Мадам Бувийон совсем не кокетничала, она не стремилась ни понравиться, ни удивить. Она просто думала вслух, хотя и не забывала о моем присутствии, а я ей казался всегдашним другом, и эта непринужденность создавала такую атмосферу доверия, что мне было бы сложно не отвечать ей откровенностью. Так что когда разговор зашел о Татьяне и о ее работе манекенщицей, я без всяких околичностей дал понять, что эта перемена в ее жизни меня разочаровала.

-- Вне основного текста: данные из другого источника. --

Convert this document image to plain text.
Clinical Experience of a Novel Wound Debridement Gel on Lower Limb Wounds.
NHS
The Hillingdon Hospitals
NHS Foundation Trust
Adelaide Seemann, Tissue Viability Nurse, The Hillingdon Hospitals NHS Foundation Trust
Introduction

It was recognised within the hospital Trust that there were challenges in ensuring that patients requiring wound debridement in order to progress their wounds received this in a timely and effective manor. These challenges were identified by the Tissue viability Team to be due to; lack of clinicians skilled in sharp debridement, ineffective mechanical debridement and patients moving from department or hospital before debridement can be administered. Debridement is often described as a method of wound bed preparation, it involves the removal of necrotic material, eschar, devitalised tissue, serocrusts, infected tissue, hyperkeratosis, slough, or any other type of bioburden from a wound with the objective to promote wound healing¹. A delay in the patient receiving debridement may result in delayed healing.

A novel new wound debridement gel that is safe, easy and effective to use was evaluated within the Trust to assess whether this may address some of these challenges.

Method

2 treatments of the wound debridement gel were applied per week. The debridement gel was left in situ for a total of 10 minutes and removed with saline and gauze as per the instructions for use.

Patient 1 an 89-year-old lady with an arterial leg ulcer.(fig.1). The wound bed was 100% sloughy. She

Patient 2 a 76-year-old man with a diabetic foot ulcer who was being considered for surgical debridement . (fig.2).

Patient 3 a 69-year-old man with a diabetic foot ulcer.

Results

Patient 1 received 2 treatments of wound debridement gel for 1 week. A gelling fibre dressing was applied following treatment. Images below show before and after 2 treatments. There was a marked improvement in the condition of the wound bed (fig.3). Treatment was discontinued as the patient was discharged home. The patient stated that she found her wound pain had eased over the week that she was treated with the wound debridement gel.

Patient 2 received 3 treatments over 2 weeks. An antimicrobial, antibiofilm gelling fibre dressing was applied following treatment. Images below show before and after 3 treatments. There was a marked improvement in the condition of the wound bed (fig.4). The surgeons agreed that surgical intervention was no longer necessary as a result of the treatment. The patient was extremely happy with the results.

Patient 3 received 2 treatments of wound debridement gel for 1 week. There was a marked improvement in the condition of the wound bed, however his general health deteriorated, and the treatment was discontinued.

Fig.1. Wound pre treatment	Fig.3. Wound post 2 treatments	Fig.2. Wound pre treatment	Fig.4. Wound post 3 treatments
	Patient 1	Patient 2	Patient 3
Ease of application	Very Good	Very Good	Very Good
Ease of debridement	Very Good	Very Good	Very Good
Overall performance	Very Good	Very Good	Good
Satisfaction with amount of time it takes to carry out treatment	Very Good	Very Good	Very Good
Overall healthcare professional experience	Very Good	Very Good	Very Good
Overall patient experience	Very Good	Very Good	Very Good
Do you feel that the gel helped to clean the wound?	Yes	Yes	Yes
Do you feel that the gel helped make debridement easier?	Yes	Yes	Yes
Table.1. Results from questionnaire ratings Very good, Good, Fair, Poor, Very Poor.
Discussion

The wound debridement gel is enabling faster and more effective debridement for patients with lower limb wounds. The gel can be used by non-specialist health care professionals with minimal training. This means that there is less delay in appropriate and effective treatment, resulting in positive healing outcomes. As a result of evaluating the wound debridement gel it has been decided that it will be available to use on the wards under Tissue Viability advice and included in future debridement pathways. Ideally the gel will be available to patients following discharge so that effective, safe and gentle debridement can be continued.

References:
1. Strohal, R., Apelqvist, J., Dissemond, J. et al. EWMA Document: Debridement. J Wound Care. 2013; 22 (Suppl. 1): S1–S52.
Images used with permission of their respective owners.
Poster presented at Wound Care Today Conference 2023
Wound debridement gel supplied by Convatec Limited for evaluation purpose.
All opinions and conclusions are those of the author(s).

— Я вас понимаю, — сказала она. — Да что уж, я теперь не так, как раньше, горжусь тем, что она моя дочь. С другой стороны, я думаю, что именно храбрость, упрямство, совесть и делали Адриана таким тупым, да простит он меня, если мои слова дойдут до него. Мне кажется, что в ней есть нечто иное, а работа над дипломом по математике не позволяла ей раскрыться. Кто знает, что лучше для блага каждого из нас. Однако мне становится страшно, когда я вижу ее ужасную озабоченность из-за какого-то платья или пальто, которого у нее нет и о котором она мечтает, как когда-то мечтала о дипломе. Если ей придется когда-нибудь пойти к кому-то на содержание, мне будет горько до смерти, но самое ужасное — это мое осознание того, что я быстро свыкнусь со случившимся, а назавтра и вовсе перестану об этом думать. Русские эмигранты были такими мужественными, энергичными, а я — совсем другая. Я не умею делать ничего хорошего или хотя бы просто полезного. Когда умер муж и Татьяне в ее двенадцать лет пришлось кормить нас, я хотела пойти работать, но мне никогда и ничего не удавалось, а мне почти не стыдно. Самое же отвратительное, что во все периоды своей жизни — и раньше, и сейчас — я всегда счастлива, да, очень счастлива, даже если случается самое худшее. Тоску у меня вызывают только мозоли на ногах.